Venezuela is running out: of milk, bottled water, and now, beer. According to Cerveceria Polar, which distributes 80% of Venezuela’s beer, a lack of barley, hops, and other essential ingredients is forcing the distributor to shut down some of its breweries.
Another, less reported reason for the shutdown is that brewery workers are on strike, and demanding higher wages. Last week, members of the Sintraterricentro union working at two different bottling plants that belong to the Polar brewery refused to work. Though the union is relatively small, members hold key positions at the plant, meaning that production all but stopped.

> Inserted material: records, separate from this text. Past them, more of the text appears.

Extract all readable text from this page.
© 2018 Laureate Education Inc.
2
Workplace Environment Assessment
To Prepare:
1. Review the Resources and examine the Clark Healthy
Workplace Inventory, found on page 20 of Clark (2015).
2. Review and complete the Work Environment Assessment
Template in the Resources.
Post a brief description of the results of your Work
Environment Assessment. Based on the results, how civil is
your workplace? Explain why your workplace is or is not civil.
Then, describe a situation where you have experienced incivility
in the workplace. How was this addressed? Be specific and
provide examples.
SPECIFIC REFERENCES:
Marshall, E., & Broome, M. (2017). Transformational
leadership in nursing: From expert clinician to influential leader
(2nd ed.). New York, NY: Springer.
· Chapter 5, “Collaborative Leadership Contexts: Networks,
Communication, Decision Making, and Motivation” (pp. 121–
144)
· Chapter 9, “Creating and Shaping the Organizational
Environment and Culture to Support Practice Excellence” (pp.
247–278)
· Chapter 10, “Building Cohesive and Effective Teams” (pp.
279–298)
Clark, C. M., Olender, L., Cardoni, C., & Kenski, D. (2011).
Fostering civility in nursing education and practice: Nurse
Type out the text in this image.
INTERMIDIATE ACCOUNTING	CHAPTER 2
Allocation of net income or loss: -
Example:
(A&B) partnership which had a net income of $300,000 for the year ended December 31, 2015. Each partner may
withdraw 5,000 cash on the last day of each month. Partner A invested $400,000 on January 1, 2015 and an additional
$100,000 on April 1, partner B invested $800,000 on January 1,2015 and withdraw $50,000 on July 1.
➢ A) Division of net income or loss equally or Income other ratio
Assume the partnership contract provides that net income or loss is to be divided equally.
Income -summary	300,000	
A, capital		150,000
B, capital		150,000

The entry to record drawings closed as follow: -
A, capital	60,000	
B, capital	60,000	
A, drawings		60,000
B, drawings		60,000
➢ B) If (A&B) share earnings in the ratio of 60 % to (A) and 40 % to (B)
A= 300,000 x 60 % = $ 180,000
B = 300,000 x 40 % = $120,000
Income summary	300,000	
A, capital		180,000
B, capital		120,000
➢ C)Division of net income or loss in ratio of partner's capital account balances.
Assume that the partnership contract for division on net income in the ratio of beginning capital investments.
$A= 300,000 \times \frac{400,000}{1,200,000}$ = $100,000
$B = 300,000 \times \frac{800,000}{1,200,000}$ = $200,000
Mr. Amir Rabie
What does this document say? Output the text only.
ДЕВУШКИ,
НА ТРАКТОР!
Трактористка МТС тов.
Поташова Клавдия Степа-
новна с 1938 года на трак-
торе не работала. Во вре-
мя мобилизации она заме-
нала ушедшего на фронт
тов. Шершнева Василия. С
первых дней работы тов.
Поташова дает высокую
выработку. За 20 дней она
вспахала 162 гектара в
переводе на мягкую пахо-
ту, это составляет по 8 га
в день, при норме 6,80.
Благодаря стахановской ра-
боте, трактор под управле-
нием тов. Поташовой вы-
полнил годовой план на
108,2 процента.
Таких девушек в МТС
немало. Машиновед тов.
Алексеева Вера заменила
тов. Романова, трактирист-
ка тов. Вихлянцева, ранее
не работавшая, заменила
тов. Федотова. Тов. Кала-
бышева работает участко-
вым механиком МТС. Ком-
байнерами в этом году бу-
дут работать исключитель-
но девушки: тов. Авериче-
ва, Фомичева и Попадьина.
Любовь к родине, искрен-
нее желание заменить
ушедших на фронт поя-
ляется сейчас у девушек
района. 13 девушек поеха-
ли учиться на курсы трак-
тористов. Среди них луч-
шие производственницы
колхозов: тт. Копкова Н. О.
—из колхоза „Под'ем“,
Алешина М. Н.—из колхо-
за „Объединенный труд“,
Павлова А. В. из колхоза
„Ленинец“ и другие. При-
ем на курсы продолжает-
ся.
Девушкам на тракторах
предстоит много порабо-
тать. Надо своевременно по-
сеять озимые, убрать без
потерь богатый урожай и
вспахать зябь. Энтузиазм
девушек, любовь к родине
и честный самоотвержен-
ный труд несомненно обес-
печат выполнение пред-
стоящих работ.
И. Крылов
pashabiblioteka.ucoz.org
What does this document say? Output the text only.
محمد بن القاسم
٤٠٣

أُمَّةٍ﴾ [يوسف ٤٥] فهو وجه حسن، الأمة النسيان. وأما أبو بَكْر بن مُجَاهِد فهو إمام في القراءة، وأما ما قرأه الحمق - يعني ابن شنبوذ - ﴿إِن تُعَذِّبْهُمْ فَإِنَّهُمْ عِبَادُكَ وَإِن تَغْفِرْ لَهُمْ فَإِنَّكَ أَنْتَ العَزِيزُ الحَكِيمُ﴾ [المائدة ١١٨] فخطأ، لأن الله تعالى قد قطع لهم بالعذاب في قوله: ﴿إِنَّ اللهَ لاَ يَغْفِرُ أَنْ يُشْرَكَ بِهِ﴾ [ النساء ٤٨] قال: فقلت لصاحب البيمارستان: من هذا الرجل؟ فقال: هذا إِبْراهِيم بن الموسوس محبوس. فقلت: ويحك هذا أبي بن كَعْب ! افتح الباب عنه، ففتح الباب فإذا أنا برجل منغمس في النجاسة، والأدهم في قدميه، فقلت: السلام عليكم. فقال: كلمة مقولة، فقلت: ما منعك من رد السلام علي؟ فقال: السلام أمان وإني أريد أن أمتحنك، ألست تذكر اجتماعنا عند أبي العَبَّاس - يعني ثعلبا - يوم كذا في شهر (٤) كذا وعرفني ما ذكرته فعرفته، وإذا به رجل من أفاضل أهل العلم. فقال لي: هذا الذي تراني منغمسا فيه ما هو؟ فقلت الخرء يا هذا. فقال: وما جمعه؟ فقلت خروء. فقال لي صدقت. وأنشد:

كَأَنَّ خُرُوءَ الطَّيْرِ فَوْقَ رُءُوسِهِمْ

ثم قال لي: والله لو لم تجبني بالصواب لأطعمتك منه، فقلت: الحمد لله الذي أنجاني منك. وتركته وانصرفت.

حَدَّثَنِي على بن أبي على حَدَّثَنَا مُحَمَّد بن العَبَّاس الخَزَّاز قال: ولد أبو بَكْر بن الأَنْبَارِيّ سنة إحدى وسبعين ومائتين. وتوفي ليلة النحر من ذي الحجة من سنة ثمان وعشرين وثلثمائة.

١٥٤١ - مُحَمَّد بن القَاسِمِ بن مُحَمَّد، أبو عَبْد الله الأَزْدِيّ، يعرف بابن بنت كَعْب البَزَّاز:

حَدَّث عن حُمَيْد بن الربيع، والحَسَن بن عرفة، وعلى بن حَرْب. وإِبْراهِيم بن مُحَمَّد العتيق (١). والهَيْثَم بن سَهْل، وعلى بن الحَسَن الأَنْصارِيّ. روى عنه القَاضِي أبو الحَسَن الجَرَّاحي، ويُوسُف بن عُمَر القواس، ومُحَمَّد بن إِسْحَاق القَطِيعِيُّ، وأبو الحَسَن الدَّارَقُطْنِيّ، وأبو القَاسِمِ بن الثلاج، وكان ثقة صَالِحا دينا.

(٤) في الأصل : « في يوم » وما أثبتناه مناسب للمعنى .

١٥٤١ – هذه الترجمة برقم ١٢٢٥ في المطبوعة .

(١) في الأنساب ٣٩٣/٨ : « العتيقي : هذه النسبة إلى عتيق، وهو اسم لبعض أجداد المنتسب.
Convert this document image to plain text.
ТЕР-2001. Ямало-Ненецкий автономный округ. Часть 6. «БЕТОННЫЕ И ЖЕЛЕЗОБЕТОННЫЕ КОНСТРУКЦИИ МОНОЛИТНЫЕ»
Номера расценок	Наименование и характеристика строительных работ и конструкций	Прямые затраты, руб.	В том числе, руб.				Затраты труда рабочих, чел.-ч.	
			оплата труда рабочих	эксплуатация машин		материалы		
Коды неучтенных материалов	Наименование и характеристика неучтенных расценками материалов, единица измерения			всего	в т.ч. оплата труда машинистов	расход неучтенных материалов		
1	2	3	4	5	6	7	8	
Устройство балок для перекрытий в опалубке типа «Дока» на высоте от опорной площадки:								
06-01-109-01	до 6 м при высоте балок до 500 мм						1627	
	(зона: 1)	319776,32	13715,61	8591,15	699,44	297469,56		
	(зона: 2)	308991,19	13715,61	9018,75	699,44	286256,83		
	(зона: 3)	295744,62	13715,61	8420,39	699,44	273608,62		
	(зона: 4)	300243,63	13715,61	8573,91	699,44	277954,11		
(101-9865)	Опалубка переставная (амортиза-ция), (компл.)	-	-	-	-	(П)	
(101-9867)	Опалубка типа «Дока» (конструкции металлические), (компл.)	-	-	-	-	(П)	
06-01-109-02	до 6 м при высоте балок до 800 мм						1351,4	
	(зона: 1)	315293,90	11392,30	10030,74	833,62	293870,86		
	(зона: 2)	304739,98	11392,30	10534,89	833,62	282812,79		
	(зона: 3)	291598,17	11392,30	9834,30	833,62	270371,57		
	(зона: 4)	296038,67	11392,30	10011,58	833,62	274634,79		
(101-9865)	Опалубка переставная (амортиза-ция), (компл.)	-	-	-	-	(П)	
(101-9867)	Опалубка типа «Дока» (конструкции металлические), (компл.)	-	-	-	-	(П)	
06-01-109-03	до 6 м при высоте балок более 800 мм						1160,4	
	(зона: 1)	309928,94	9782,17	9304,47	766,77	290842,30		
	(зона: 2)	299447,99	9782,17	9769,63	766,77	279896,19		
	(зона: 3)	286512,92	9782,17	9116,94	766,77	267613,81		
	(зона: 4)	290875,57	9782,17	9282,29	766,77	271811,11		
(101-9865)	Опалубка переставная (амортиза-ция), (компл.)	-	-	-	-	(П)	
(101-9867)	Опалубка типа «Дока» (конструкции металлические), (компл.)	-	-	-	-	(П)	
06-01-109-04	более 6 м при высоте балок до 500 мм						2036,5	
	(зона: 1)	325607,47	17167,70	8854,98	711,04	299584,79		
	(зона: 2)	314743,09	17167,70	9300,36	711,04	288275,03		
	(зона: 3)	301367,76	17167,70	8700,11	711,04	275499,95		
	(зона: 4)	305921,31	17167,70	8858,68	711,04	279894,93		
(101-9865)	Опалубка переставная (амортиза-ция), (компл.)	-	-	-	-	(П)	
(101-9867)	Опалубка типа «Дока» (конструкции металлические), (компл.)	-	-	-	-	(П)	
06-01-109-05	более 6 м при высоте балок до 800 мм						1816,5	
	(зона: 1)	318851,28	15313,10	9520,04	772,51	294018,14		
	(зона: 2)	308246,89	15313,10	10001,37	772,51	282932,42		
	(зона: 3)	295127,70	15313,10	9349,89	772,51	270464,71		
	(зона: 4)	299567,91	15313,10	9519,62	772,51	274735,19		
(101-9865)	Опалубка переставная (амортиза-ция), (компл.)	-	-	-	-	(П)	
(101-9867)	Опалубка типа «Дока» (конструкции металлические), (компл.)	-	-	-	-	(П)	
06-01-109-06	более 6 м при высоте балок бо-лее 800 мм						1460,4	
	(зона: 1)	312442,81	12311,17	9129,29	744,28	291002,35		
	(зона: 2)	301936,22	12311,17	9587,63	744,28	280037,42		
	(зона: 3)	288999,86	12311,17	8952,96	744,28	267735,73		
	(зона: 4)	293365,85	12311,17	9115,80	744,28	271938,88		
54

Unsurprisingly, the shut down is causing great angst in a country that’s already struggling to maintain its resources, and Venezuelans are pretty dismayed by the shortage.
“People are more freaked out about losing beer than water,” Yefferson Ramirez, who works at a Venezuelan liquor store, told The Guardian. “It shows how distorted our priorities have become here.”
Imported and artisanal beers are still readily available, but they come with a significantly higher price tag than Polar. Heineken, for instance, can cost five times as much as the country’s most popular beer. The fact that Venezuela is in the midst of a heat wave only makes things worse.
Polar has said that it is needs government approval in order to import the raw materials needed to increase beer production. Until now, Venezuelan president Nicolas Maduro hasn’t yet commented on the issue.